A crowd of fifteen thousand people had gathered around the courthouse to view such a spectacle event. The mob shot guns at the courthouse and set fire to the building, as well as loot nearby stores, in an atrocious uproar. Inside the building, Will Brown sat with Sheriff Mike Clark guilelessly affirming, “I am innocent, I never did it, my God, I am innocent (“A Horrible Lynching”).” The mayor, Edward Parsons Smith, was at the scene for a while, and he had tried to reason with the mob, but they had knocked him out and sent him to a lamppost to be hung. Mayor Smith did not die because he had been rescued, but he did suffer from severe head injuries. Next, Will Brown was captured by the mob. They had beat him, hung him from a lamppost, and drug his dead body down the street before they burned his corpse.
Such a tragedy most definitely deserves the title as being an act of terrorism. First of all, Will Brown was not guilty, but there were no efforts made to prove the accusation wrong and fight for Will’s case; he never even got the chance to take it to court. The mob was allowed to target Will Brown and carry out their dirty deeds to execute him— where there should have been authorities, there were only witnesses, and they were either anticipating Will’s death or in disbelief of the horror. It was not until after they killed him that the army units arrived and set up command posts.

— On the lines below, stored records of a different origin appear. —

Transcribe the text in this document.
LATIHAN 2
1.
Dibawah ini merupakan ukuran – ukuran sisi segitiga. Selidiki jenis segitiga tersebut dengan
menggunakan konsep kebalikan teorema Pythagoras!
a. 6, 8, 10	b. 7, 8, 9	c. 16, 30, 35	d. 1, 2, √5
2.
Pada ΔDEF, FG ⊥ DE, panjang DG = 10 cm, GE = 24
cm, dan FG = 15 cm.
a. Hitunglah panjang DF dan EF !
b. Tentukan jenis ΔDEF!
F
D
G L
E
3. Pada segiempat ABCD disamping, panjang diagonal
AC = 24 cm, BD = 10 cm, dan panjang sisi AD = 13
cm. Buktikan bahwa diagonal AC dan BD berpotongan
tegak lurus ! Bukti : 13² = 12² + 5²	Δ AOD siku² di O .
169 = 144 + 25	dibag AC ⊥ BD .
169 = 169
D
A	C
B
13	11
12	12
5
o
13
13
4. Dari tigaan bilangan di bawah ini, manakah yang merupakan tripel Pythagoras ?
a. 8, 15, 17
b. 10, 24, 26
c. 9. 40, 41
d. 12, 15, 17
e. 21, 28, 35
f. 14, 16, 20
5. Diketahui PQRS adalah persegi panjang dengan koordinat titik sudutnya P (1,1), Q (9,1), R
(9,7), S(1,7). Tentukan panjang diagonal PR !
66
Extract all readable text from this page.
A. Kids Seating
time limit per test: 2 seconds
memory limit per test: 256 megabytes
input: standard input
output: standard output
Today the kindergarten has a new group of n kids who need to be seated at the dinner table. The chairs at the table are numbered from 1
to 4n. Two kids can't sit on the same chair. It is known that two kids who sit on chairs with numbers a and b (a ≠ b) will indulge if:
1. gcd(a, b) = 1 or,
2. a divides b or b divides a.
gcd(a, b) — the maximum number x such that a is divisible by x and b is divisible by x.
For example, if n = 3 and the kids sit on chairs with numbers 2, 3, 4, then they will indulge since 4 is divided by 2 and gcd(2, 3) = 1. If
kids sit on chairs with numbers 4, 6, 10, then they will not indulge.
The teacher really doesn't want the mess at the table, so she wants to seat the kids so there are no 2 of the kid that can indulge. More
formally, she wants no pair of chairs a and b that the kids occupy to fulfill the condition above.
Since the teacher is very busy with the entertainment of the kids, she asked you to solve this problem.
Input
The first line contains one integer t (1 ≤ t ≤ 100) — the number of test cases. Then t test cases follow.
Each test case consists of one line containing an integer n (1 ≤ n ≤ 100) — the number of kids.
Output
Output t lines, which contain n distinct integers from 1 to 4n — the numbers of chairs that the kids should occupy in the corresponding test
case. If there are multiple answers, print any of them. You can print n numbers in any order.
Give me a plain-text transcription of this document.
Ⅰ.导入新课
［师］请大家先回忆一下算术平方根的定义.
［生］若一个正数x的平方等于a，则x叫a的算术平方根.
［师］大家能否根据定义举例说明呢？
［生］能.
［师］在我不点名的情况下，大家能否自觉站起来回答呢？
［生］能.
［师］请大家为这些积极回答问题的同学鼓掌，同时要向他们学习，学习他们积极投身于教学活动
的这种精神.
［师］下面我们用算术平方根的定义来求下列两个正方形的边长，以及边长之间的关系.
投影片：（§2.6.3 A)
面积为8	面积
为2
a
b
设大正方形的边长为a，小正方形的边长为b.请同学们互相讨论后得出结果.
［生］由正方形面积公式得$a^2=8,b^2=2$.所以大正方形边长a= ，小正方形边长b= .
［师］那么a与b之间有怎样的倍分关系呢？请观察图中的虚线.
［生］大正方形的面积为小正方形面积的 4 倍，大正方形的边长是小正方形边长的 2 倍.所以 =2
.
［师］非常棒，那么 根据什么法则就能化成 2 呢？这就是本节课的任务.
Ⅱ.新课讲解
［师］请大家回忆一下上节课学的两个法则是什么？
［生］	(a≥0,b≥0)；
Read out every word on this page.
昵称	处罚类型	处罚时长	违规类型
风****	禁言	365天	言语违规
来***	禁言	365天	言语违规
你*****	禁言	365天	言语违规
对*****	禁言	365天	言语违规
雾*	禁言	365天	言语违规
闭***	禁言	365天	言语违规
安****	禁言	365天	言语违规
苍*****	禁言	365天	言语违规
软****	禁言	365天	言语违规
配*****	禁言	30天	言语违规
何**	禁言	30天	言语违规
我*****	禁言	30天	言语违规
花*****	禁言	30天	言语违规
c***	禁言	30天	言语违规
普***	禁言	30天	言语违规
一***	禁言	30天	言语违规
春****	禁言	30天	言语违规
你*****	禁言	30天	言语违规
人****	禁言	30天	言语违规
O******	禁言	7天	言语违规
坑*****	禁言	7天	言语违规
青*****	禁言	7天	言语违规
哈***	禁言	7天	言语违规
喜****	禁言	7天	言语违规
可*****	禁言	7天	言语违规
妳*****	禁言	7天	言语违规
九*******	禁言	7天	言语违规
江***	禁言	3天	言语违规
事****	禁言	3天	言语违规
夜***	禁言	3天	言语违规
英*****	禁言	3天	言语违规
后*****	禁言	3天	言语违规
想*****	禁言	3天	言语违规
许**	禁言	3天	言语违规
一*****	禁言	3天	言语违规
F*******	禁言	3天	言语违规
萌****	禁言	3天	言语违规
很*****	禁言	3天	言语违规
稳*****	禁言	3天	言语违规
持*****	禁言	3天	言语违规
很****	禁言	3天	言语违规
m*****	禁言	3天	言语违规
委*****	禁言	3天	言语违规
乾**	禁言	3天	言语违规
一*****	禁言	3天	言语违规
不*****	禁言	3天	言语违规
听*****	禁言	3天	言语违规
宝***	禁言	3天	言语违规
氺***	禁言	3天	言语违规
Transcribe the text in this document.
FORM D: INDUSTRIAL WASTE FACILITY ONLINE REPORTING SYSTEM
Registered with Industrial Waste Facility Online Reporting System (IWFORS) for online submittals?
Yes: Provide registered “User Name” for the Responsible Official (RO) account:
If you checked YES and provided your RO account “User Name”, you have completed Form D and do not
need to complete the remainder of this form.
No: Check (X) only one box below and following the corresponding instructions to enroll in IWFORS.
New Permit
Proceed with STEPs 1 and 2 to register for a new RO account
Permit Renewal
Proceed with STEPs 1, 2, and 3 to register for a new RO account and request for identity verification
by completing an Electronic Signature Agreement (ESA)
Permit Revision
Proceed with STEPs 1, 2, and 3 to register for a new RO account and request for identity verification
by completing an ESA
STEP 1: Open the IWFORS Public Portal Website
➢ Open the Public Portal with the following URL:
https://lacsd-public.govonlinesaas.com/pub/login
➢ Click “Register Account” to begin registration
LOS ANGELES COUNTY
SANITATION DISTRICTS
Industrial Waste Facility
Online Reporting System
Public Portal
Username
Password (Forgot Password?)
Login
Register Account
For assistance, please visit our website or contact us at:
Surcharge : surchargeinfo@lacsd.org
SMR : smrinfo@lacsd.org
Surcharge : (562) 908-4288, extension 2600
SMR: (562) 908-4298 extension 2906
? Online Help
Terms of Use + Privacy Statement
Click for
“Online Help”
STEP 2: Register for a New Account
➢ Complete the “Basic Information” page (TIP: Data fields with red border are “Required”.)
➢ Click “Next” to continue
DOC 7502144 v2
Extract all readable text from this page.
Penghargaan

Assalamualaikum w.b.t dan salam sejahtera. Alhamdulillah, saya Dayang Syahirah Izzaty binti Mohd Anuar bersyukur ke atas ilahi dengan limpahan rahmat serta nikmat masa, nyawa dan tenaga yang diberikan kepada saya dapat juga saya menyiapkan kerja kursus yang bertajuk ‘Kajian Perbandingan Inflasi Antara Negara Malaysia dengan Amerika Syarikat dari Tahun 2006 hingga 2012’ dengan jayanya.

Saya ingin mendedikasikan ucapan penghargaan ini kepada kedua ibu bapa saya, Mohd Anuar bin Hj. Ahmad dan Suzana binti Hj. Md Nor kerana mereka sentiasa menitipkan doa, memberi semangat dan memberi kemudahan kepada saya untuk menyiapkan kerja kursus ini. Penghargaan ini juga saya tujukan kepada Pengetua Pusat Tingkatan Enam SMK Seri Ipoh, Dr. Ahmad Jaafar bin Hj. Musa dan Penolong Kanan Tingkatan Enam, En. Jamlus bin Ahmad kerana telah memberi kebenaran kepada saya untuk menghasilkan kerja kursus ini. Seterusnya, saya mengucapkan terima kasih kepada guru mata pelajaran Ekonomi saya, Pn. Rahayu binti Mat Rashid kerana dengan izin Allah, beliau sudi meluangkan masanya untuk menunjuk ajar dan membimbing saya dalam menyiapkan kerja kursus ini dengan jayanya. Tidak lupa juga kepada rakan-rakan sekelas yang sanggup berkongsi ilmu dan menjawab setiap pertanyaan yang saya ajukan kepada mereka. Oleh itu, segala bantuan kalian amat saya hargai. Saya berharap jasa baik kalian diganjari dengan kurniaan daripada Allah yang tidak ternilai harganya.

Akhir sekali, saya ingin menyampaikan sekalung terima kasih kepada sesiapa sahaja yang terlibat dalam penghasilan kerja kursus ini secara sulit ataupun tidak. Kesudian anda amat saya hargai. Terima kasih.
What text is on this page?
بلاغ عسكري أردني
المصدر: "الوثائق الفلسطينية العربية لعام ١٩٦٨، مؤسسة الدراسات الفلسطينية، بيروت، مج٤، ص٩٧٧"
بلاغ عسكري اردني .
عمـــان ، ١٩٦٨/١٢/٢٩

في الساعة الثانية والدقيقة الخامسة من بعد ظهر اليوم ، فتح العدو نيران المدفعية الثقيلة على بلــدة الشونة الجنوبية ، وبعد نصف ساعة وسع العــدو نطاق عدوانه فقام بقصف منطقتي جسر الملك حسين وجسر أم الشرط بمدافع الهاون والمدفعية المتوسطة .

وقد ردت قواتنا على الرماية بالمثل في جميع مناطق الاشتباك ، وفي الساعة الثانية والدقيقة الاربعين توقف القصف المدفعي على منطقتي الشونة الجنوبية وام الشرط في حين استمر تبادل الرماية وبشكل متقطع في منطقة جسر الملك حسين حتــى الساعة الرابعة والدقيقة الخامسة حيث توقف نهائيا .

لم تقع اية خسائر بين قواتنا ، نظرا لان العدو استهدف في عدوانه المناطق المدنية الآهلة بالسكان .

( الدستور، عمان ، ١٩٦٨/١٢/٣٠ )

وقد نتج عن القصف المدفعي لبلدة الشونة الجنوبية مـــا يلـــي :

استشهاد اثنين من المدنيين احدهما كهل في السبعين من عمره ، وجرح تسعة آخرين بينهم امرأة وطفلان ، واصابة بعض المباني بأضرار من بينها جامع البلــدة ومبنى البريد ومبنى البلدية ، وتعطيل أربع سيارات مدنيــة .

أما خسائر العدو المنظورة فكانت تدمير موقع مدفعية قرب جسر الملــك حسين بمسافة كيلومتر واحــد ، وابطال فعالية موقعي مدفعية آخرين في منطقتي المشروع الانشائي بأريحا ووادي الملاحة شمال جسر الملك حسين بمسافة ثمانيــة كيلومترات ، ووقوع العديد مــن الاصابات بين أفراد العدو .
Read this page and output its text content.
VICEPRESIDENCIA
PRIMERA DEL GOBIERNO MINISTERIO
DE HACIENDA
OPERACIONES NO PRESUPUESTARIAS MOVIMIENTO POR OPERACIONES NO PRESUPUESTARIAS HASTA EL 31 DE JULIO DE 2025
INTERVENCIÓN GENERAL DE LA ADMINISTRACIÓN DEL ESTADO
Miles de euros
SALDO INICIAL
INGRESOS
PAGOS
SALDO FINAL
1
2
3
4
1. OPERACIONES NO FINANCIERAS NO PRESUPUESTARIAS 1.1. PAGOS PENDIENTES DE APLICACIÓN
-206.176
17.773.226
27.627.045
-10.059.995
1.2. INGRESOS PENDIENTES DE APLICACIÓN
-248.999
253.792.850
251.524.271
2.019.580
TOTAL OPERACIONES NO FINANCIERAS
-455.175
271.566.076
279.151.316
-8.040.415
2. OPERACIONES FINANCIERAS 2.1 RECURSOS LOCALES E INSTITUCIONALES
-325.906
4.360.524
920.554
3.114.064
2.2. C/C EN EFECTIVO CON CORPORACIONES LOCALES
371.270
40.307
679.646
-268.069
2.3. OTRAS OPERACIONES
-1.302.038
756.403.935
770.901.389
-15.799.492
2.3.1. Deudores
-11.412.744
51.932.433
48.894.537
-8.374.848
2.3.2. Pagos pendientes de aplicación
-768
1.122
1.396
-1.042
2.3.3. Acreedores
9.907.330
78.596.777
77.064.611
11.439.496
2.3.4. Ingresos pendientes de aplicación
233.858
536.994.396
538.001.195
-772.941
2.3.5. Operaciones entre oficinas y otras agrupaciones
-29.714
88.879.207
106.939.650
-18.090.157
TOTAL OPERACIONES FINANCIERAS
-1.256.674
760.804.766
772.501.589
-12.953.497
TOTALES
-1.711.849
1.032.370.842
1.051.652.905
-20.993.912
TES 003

The lynching of Will Brown is a part of Omaha’s history, and it has been one hundred years since. To this day, Omaha is bumbling with activity and the city is on the rise. While there are buildings that get renovated, there are historical buildings that remain untouched. Also, there are memories shared to keep stories alive. Youth are offered opportunities to learn their history, such as the ‘Black Votes Matter’ tour we just went on. Though the city has not dwelled over this tragedy, the city has not forgotten its history.
The Omaha Community Council for Racial Justice and Reconciliation is coordinating a soil ceremony commemoration of Will Brown and George Smith on September 28, 2019. Then on October 14, a monument will be installed near the Douglas County Courthouse. The monument will come from the Equal Justice Initiative’s Lynching Memorial in Montgomery, Alabama.